Helen: The spotlight was on you and you alone, and you weren't even young men; you were children. ...
David: All right, then. Go on. What did we do with this spotlight?
Helen: You did what any child would do. You danced in it.
(Terence Rattigan, After the Dance)
That special performance of the Afghanistan plays, The Great Game, which I was talking about last week, was described by General Sir David Richards, Chief of the General Staff, as 'fascinating, entertaining and historically accurate of Britain’s involvement in Afghanistan since 1840. … Nothing learnt in the classroom will have the same subliminal effect as this. It is crucial that all of us out there have a more nuanced understanding of the historical background that got us to this point.' (The Times, 3 August)
Unfortunately my great nephew was not among the fifteen officer cadets from Sandhurst who attended the day-long performance at the Tricycle. The theory of fifteen degrees of separation comes pretty close though, and who knows how much closer than a mere fifteen degrees it sometimes comes without our knowing. However, a few days after my own three-evening induction course in the 'nuanced understanding' the general wrote of, I was at the National Theatre for a Saturday matinée of Terence Rattigan's second West End success, After the Dance, rarely staged since its premiere in the summer of 1939. The play is both a bleak indictment of and an elegy for the Bright Young Things, a generation of whom G. B. Stern observed, 'They were suffering not from shell-shock but from the echo of shell-shock.' Rattigan, in my very young day, was the apotheosis of the West End, and I can tell you that West End theatre felt further away this last Saturday from Kilburn High Road than its Tricycle Theatre had seemed from Afghanistan the week before.

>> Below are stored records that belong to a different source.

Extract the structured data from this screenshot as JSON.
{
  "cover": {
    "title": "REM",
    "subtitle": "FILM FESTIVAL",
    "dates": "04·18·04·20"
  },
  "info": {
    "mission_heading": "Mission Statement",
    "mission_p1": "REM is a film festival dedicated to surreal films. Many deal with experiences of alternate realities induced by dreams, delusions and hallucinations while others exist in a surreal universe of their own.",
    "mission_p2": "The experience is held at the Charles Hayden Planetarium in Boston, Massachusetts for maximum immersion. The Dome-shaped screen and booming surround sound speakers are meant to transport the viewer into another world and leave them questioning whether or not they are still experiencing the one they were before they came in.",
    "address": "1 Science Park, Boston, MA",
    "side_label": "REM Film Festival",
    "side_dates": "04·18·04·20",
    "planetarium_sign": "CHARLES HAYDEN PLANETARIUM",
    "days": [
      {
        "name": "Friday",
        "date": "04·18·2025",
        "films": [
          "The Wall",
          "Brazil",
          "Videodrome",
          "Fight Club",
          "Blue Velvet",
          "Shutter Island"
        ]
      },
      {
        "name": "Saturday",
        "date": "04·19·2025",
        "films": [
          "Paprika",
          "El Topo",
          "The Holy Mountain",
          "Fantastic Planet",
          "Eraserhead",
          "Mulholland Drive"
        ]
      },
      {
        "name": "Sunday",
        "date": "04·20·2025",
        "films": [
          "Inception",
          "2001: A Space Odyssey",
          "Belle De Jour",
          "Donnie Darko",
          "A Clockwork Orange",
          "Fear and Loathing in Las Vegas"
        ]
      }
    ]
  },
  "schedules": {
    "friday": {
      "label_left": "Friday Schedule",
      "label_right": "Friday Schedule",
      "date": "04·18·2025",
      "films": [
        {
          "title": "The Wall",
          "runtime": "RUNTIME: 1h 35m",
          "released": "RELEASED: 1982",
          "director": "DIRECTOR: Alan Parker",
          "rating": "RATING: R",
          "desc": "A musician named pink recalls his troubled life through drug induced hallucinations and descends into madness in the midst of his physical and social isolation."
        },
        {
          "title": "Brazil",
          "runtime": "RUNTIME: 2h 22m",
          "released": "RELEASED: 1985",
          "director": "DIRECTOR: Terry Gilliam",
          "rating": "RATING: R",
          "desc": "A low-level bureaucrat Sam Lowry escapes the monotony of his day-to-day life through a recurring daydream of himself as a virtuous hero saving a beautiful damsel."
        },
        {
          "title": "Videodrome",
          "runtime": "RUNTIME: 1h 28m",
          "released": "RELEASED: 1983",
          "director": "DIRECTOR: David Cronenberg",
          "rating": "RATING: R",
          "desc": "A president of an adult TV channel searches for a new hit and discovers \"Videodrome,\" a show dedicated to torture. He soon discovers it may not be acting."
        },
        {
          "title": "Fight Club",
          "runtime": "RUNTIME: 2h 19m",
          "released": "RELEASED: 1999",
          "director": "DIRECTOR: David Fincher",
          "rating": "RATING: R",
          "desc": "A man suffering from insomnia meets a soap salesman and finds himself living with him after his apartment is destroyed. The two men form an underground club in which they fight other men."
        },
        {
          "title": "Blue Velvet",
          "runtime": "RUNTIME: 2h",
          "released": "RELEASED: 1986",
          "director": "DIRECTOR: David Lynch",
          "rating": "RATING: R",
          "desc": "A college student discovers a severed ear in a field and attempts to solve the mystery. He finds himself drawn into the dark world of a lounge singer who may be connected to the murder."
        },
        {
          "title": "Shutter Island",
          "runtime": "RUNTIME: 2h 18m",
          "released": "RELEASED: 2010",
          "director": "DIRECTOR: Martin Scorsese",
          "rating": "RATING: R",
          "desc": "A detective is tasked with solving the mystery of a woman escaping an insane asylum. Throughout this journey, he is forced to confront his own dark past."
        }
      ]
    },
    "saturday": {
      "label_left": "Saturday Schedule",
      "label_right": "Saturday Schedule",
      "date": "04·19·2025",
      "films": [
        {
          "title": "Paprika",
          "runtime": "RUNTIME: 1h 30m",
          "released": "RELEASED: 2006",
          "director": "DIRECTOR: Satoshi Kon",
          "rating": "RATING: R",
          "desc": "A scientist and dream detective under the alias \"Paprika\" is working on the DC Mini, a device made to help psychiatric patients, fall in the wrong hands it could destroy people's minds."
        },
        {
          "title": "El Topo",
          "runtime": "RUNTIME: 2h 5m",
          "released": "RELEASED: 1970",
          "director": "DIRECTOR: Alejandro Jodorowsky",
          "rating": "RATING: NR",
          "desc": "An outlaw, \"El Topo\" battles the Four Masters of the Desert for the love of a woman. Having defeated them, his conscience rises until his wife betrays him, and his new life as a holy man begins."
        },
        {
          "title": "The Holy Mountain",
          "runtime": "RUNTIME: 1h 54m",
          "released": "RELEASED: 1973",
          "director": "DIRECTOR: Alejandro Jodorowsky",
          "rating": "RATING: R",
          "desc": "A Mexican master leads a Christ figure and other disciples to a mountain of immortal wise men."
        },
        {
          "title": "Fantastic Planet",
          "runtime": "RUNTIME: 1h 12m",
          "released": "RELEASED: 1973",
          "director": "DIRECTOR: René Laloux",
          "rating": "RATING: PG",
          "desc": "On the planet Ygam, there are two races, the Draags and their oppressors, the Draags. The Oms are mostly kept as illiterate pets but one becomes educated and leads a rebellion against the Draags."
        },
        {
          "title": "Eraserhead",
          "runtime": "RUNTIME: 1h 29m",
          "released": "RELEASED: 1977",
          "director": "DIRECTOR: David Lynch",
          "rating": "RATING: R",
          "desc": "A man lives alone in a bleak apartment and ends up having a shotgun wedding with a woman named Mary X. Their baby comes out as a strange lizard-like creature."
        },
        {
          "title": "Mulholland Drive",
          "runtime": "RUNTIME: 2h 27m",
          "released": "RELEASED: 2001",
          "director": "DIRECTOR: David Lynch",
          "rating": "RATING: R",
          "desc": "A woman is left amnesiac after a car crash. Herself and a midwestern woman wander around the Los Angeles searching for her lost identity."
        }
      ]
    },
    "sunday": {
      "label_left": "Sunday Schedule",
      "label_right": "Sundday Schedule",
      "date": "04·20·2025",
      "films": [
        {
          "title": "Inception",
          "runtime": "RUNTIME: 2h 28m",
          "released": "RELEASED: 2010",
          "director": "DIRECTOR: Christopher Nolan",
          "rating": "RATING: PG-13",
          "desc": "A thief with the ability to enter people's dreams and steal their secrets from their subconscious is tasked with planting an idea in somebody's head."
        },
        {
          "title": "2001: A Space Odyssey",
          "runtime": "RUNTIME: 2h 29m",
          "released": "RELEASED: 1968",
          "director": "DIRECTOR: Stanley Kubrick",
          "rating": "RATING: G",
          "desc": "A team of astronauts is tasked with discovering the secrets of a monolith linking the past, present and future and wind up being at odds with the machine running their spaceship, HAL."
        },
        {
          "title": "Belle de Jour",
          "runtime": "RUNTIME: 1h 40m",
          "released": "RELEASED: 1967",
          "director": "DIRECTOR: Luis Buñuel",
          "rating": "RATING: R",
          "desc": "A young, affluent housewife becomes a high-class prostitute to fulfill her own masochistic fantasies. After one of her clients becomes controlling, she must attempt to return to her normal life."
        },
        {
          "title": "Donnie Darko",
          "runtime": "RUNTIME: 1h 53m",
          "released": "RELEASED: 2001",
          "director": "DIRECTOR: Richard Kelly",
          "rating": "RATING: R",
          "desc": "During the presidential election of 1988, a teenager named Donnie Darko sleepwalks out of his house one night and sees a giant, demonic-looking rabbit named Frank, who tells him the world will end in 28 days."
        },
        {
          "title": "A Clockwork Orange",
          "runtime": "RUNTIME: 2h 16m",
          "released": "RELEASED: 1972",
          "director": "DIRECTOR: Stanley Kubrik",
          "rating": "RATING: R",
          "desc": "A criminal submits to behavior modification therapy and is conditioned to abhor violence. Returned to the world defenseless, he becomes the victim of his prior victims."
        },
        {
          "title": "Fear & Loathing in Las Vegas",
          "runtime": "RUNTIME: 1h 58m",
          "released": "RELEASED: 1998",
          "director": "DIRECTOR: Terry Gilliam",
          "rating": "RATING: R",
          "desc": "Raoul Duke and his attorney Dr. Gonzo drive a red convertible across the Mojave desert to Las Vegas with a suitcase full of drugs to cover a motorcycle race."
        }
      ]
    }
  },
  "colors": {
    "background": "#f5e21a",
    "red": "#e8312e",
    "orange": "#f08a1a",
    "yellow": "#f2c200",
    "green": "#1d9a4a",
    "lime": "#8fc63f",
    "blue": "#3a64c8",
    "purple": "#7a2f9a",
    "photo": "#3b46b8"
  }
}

Such is the theatre's ability to create a potent sense of an era, a place, another world.
Nancy Carroll and Benedict Cumberbatch in After the Dance.
Photo by Johan Persson
As it happens, I have, this past week, been preoccupied by the West End, feeling I must revise one of the early chapters in my book, an essay entitled 'Keeping it West End' in ironic homage to the company manager of Worthing’s weekly rep where, in 1957, I was appearing in The Case of the Frightened Lady. Over a drink in the bar of the Connaught Theatre, after the Monday opening night, Melville Gillam issued what I had been warned was his habitual injunction: 'Keep it West End.' I knew then just how far away we were from getting it West End – let alone keeping it there!

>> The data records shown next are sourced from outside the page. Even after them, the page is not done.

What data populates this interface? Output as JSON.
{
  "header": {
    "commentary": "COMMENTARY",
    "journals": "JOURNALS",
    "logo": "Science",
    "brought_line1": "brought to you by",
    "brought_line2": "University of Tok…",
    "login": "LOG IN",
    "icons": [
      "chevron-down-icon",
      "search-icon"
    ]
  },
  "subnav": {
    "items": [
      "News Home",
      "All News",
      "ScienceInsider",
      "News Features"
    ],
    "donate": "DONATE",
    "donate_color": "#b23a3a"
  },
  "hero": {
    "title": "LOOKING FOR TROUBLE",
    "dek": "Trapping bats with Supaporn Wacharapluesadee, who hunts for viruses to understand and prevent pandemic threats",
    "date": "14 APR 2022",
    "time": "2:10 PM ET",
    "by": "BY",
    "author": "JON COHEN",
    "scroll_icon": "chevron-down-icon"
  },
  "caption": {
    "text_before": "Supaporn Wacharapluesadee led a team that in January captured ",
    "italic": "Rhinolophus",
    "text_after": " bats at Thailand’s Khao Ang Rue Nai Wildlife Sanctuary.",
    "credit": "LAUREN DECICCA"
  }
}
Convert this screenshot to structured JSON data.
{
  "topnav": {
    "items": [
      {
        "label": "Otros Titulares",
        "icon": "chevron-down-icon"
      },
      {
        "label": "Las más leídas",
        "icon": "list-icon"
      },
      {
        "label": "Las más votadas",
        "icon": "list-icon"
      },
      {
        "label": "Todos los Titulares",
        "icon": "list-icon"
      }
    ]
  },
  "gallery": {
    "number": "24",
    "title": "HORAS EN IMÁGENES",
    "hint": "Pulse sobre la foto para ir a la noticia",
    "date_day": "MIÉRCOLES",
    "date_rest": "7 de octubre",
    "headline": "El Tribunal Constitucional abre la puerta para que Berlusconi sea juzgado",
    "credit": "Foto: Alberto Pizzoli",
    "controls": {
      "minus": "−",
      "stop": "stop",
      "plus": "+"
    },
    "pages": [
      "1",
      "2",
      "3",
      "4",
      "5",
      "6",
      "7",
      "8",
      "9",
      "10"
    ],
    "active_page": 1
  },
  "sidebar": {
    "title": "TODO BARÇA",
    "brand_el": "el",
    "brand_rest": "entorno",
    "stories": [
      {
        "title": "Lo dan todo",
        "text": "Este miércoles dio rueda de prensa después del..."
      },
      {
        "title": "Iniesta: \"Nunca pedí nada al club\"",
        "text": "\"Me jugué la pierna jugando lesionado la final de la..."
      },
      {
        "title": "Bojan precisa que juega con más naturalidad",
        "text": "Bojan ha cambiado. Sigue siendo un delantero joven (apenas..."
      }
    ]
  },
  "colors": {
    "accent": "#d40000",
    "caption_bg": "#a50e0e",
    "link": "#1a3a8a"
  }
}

But what is, or rather was, the essence of West End theatre? Noël Coward was once addressed about it at a party: 'Oh, Noël, the West End isn't what it was!' ‘It isn't', The Master replied, 'but then – it never was.'
Watching Rattigan's play was for me spellbinding, the theatrical equivalent of being absorbed in a good book that one doesn’t want to end; and if it was not an utterly perfect performance, it seemed to have all the verities on so many levels – in the writing, staging and acting – the sort of theatrical quality of spell I almost imagined I had not witnessed, and had been missing, since I saw the pre-West End tour of Rattigan’s Separate Tables in Leeds as a teenager in 1954 – with Margaret Leighton and Eric Portman in the leading roles.

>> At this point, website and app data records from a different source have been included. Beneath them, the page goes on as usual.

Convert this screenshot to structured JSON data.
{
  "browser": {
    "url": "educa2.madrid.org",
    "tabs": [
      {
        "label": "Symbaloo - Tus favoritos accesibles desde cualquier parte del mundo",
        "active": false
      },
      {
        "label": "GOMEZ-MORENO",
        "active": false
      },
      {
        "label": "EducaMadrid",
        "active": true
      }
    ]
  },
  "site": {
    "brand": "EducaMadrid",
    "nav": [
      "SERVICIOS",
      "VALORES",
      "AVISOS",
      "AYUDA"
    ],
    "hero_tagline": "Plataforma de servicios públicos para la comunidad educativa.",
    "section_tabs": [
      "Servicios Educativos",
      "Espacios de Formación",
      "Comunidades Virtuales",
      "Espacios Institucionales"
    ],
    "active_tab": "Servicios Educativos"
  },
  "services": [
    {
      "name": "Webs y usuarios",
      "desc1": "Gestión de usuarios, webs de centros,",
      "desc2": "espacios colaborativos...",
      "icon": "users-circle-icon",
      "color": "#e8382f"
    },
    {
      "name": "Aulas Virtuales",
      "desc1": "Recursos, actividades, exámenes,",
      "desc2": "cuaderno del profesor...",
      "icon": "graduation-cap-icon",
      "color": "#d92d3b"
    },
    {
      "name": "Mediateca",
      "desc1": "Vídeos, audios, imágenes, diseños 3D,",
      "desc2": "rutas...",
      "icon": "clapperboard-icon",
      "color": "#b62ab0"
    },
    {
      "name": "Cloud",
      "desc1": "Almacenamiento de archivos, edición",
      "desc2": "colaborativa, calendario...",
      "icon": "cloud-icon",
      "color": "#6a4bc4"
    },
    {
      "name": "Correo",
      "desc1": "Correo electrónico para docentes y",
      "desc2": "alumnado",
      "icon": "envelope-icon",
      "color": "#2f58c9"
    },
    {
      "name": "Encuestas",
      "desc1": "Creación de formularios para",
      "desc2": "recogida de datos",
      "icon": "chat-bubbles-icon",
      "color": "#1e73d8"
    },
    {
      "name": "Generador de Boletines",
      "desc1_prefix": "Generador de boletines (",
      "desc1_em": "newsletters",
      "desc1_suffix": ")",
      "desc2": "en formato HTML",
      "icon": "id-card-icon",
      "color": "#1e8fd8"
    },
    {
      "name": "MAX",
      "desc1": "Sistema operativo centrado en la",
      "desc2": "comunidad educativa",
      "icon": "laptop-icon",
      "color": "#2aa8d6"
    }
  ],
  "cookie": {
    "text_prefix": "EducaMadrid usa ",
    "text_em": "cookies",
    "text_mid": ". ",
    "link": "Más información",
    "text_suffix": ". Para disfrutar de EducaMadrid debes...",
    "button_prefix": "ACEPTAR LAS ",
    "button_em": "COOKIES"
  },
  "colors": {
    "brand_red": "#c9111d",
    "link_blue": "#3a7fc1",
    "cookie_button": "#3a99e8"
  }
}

Afterwards, I was astonished to spot a familiar name on the cover of a newly reissued Rattigan biography on display in the NT bookshop: Michael Darlow was the author. I knew him, as he had been two years ahead of me at Esmé Church’s Northern Theatre School in Bradford. His substantial book (over 500 pages) is so far fascinating. A surprising contribution comes from, of all dramatists, the radical playwright David Rudkin:
I think Rattigan is not at all the commercial middlebrow dramatist his image suggests but someone peculiarly haunting and oblique who certainly speaks to me with resonance of existential bleakness and irresoluble carnal solitude.
Terence Rattigan, 1949.
Photo by John Gay. National Portrait Gallery
Since Saturday I have talked to one actress who found the play predictable and the performances somewhat pedestrian. I also bumped into a contemporary of mine, a director, who was in a very bad mood about it: 'Most of the actors have no idea of The West End Style!' Was there ever such a thing? I am going to attempt to anatomize that question in my aforementioned chapter. Meanwhile, here is my more or less finished pastel showing the inside of one West End theatre (the Playhouse to be exact), which you saw in embryo last week.
Dreamboats and Petticoats (Click image to enlarge it)
In 1958, an eighteen-year-old Salford girl took two weeks off work to convert a novel she was trying to write into a play, partly because she was so disgusted with Rattigan's Variation on a Theme which she had seen on tour in Manchester. For her, Rattigan and the 'West End Style' symbolized 'safe, sheltered, cultured lives in charming surroundings – not life as the majority of ordinary people knew it. I had strong ideas about what I wanted to see in the theatre. ... Usually North Country people are shown as gormless whereas in actual fact they are very alive and cynical.' Her play was produced by Joan Littlewood in the East End in May 1958. The following year Shelagh Delaney's A Taste of Honey transferred to Wyndham's Theatre, where it became a West End hit.